Wednesday, October 7, 2020 - 10:26

If the United States’ president can become infected with COVID-19, anyone can, and hopefully it will raise awareness about the seriousness of the disease and the need for continued precautions, say some political science and public health experts.

The college faculty were reacting to news that President Donald Trump has tested positive for COVID-19 and will spend a few days at a military hospital as a precaution. Trump “remains fatigued,” and as of Friday evening, had mild symptoms, White House officials said.

I think given that a high profile person like Donald Trump catches it ... I think it adds this renewed layer of seriousness to the virus and the pandemic,” said Matt Bergbower, Indiana State University associate professor of political science. “Even he can catch it, with all the resources he has and all the precautions that are available to him and all the medical knowledge that surrounds him.”

Bergbower believes “it provides a little bit of renewed respect for the virus and hopefully some renewed cautiousness about it.”

With next week’s vice presidential debate, he believes Mike Pence might be challenged on the administration’s response to the pandemic. Trump’s testing positive “changes the narrative” and could prompt questions about “should we be using and encouraging more precautions.”

Pence “ought to be pushed on it, and I think a good moderator will do it during the debate,” Bergbower said.

He also anticipates speculation about the “what if’s” and 25th amendment, should Trump become seriously ill.

The Constitution’s 25th Amendment spells out the procedures under which a president can declare himself “unable to discharge the powers and duties” of the presidency.

If Trump were to make that call, he would transmit a written note to the president pro tempore of the Senate and the speaker of the House. Pence would serve as acting president until Trump transmitted a written declaration he was fit to resume the duties of the president.
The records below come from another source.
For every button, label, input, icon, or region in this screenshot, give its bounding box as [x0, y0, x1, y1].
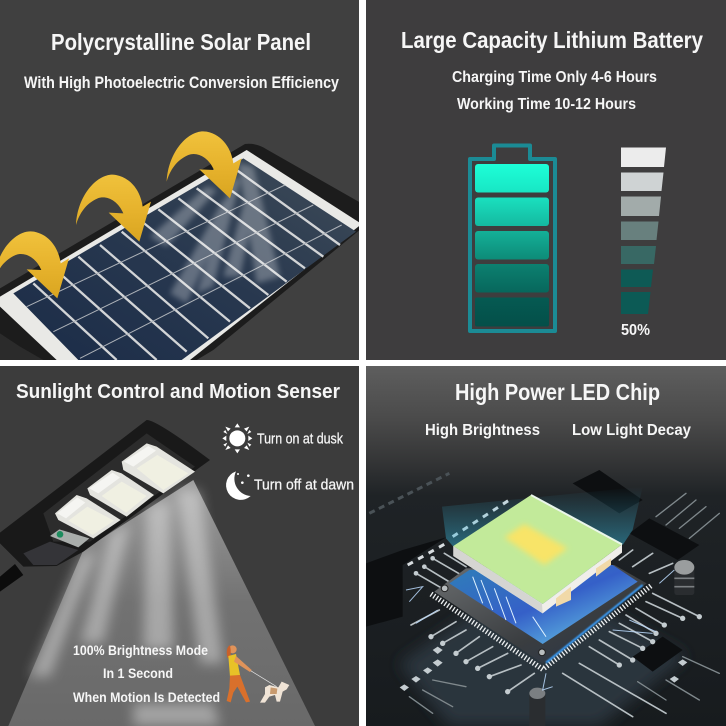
pole: [0, 564, 23, 592]
circuit board: [399, 570, 686, 726]
sensor plate: [50, 529, 89, 547]
panel: LED chip: [366, 366, 726, 726]
lightning on substrate: [473, 577, 546, 637]
chip pins: [431, 585, 652, 669]
light reflection on the panel: [150, 163, 280, 303]
arrow 3: [167, 131, 242, 198]
icon: sun: [222, 423, 252, 453]
high brightness: High Brightness: [425, 422, 540, 439]
lightning sparks: [406, 570, 674, 690]
dog: [260, 682, 289, 703]
LED hot spot: [504, 524, 568, 565]
corner screws: [441, 579, 633, 656]
LED lower side shading: [453, 546, 543, 613]
cell grid lines: [27, 170, 342, 360]
arrow 2: [76, 175, 151, 242]
blue glow: [442, 487, 643, 547]
motion text line 1: 100% Brightness Mode: [73, 642, 208, 658]
heading: sensor: Sunlight Control and Motion Senser: [16, 380, 340, 403]
blue substrate: [449, 565, 638, 644]
turn on at dusk: Turn on at dusk: [257, 430, 343, 448]
subheading: efficiency: With High Photoelectric Conversion Efficiency: [24, 74, 340, 92]
chip package: [434, 565, 647, 663]
light beam: [8, 480, 315, 726]
LED contacts: [556, 558, 611, 607]
person walking: [227, 645, 277, 702]
LED top edge highlight: [531, 495, 622, 544]
lamp housing: [0, 420, 210, 567]
street light illustration: [0, 420, 315, 726]
working time: Working Time 10-12 Hours: [457, 96, 636, 113]
white panel frame: [0, 150, 362, 360]
lamp housing behind the panel: [0, 144, 362, 360]
blue solar cells: [13, 158, 356, 360]
LED side faces: [453, 544, 622, 613]
LED top face: [453, 495, 622, 604]
motion text line 3: When Motion Is Detected: [73, 689, 220, 705]
heading: solar panel: Polycrystalline Solar Panel: [51, 29, 311, 55]
panel: sensor: [0, 366, 359, 726]
LED module 2: [87, 470, 154, 517]
lower bracket: [23, 542, 78, 565]
LED module 3: [122, 443, 195, 493]
motion text line 2: In 1 Second: [103, 665, 173, 681]
trace pads: [400, 556, 702, 694]
sensor indicator: [57, 531, 63, 538]
blue glowing edge: [546, 585, 643, 663]
panel: battery: [366, 0, 726, 360]
turn off at dawn: Turn off at dawn: [254, 476, 354, 494]
charging time: Charging Time Only 4-6 Hours: [452, 69, 657, 86]
heading: LED chip: High Power LED Chip: [455, 379, 660, 405]
LED module 1: [55, 495, 121, 538]
icon: battery: [470, 146, 555, 331]
icon: moon: [226, 471, 251, 500]
low light decay: Low Light Decay: [572, 422, 691, 439]
solar module illustration: [0, 131, 362, 360]
panel: solar panel: [0, 0, 362, 360]
circuit traces: [369, 473, 719, 717]
label: 50%: 50%: [621, 322, 650, 339]
chip illustration: [366, 470, 719, 726]
capacitor bottom: [529, 688, 545, 726]
capacitor: [674, 560, 694, 595]
arrow 1: [0, 231, 69, 298]
charge level bars: [621, 148, 666, 314]
dark board components: [366, 470, 699, 672]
The vice president and a majority of either the Cabinet or another body established by law, can also declare the president unable to discharge the powers and duties of his office, in which case the vice president would “immediately assume the powers and duties of the office as Acting President” until Trump could provide a written declaration to the contrary, the Associated Press reported.
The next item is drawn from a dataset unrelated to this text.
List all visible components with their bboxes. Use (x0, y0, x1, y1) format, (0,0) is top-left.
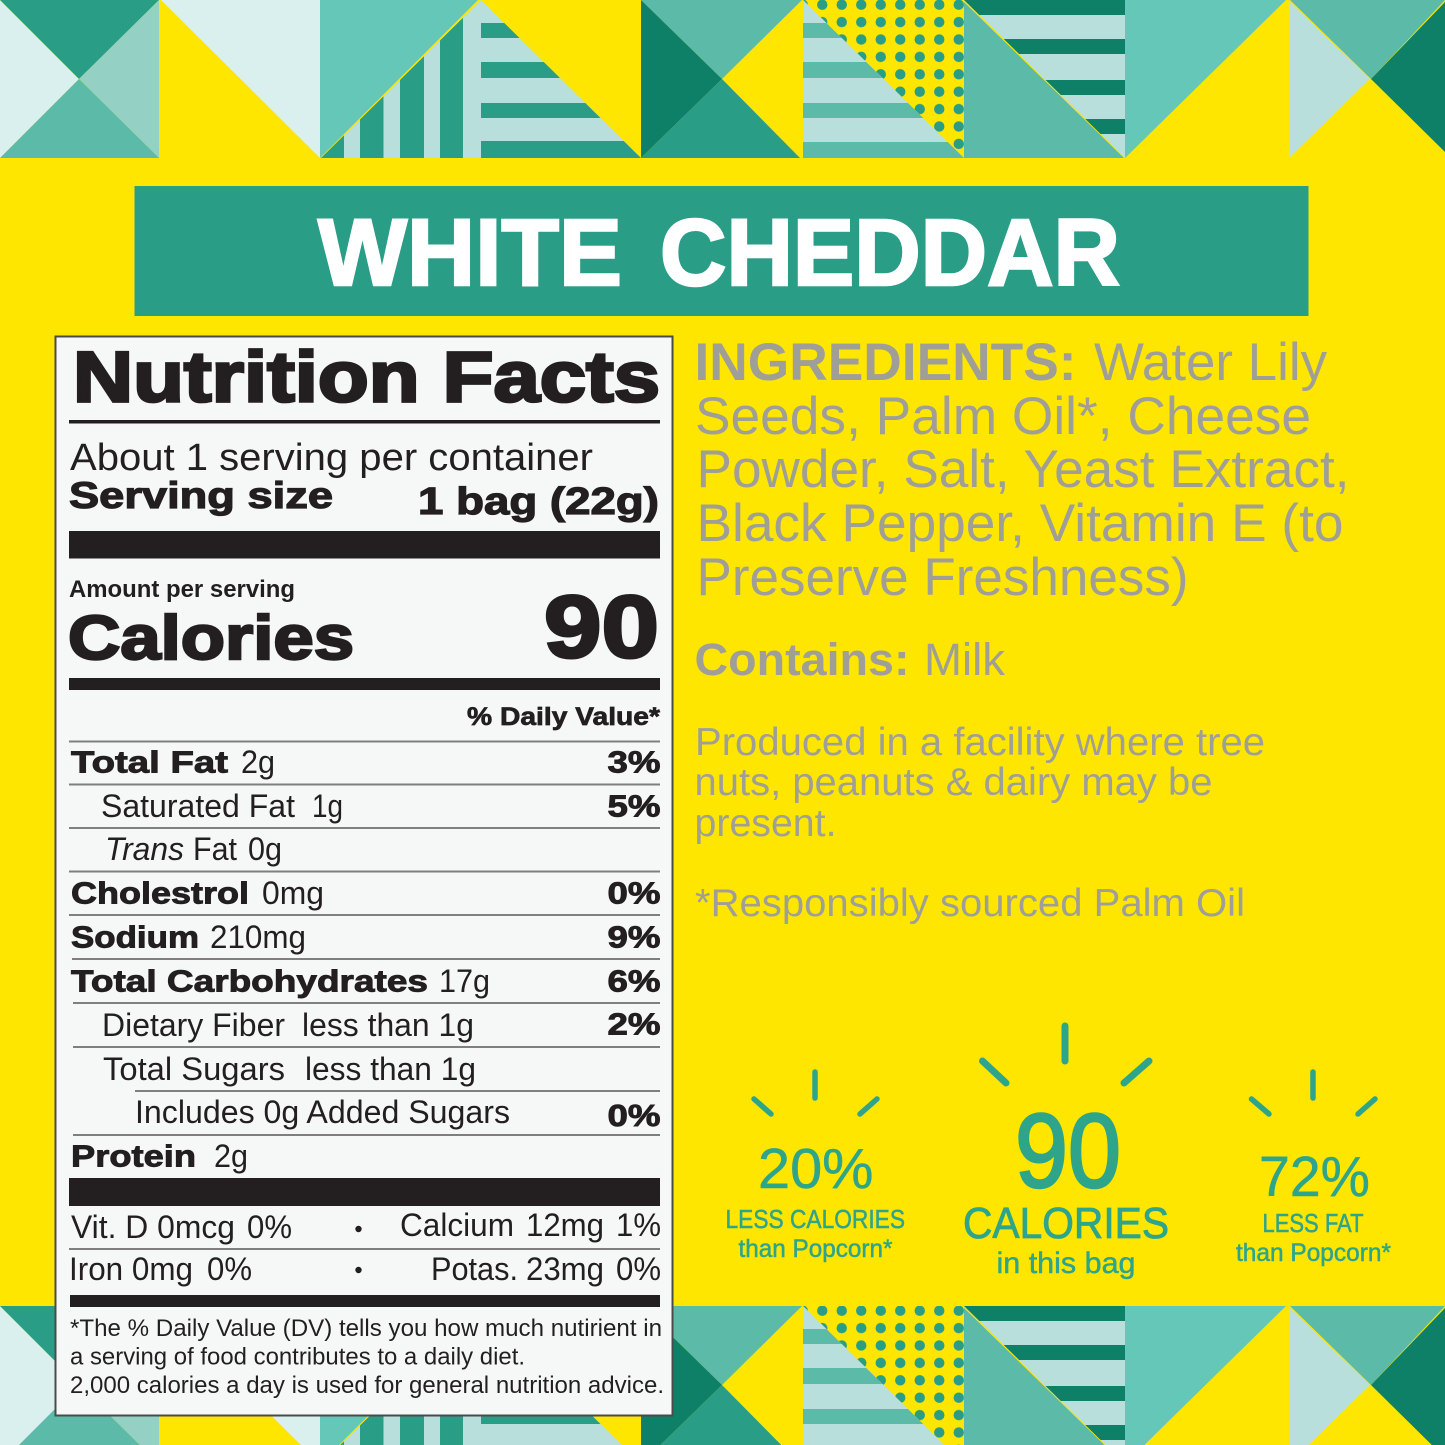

Bergbower doesn’t see either of those scenarios playing out. The president has access to medical resources the general public does not have access to. “He’ll get the care,” Bergbower said.

‘A really clear message’

President Trump’s testing positive for COVID shows “that anyone can be affected. This is the most protected man in the country,” said Tom Duszynski, IUPUI director of epidemiology education for the Fairbanks School of Public Health.

“Unfortunately, he was infected. I think that should be a really clear message — this virus doesn’t care who you are. If you’re not going to take the simple steps of protecting yourself, then your risk increases of catching this disease.”

It also reinforces that the virus is still out there, he said.

“In Indiana, even though we’ve gone to Stage 5, this is still an active pandemic,” Duszynski said. “We still need to do those things that public health has been telling people to do, which is wear a mask, stay physically distant and use good hand hygiene.”

If people don’t take those steps, “Then we’re going to see transmission occurring. I think that’s exactly what happened here,” he said. “We’ve had a situation where unfortunately someone exposed various levels of government and eventually it worked its way to the president.”

Also, those with added risk factors — if they are older, have diabetes, heart trouble or are overweight — they are at greater risk for severe disease and a severe outcome, he said.

Asked if the president’s COVID-19 diagnosis might be an opportunity for him to be more proactive in advocating precautions such as wearing a mask, Duszynski said, “I think that would be a strong public health message.”